The only problem with that, however, is that when we do this, we don’t learn anything further about the guy. We don’t look any deeper. And when we fail to look deeper, we might miss some of the important reasons, the lessons about how an individual like John Gacy becomes a John Gacy. I’m no shrink, but I would like the people that study this sort of thing to learn as much about a guy like Gacy as possible, only because it might help society to recognize the symptoms or characteristics of a person like him in the future, maybe even before the next Gacy goes on a killing spree like the last one did. I could be wrong, but I think that would be a good thing.

One thing was sure about Gacy. He fit into many more boxes than just one, you know, the Evil, Crazed Killer box. This was a guy that carried a rosary with him at all times, then used it to demonstrate how he killed teenagers; who became a clown so that he could cheer up sick little kids; who had a family that loved him and stood by his side in times of unimaginable strife. When you put a squad of hard-bitten, seasoned, professional cops on his tail, they all became some sort of half-assed, convoluted version of buddies that ate and drank with him, swapping stories like they were bunkmates in the army. One minute this guy is pictured with his arm around the First Lady of the United States of America, Rosalynn Carter, while she was serving as the First Lady; and the next minute he is pictured as the most prolific serial killer of all time. He is standing at your door, grinning ear to ear, asking for your vote as your precinct captain by day; and he is cruising Bughouse Square in his shiny new Olds 98 by night. When he is caught and accused of crimes too numerous and incomprehensible to possibly understand, he sits around and chats about those very crimes like he is telling stories from his days at camp.

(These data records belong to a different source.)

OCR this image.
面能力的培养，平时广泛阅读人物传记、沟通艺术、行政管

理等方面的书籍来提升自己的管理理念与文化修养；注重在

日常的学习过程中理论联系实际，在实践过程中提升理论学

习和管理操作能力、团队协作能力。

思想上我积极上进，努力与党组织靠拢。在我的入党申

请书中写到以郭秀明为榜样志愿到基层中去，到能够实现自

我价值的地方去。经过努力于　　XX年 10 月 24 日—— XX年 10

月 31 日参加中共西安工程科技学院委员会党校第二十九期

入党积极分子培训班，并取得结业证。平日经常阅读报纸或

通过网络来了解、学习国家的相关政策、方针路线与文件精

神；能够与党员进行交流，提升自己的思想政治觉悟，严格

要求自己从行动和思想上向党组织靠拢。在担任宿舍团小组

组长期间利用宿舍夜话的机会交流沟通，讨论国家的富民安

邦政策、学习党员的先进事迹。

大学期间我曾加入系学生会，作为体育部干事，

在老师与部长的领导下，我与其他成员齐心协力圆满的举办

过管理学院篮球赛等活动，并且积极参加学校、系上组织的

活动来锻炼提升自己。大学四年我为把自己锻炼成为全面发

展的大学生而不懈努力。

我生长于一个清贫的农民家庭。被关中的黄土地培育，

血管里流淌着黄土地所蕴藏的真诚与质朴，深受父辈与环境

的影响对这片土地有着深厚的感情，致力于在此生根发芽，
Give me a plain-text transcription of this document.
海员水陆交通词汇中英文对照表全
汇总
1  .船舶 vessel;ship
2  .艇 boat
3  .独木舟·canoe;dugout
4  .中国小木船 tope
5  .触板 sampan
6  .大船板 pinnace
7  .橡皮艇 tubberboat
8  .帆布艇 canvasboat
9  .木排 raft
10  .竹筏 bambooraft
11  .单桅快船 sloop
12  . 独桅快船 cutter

Historians chronicle the lives of our greatest leaders; biographies abound about people like Washington, Lincoln, Roosevelt, Kennedy. We even write books about our movie stars, rock stars, and sports stars. Every aspect of the lives of those that excel in life are studied and set to print or celluloid so that we might know how they did it, what made them tick, all in an effort to produce more like them, all in an effort to allow some child to learn, to be inspired, to join the ranks of those we honor and call great.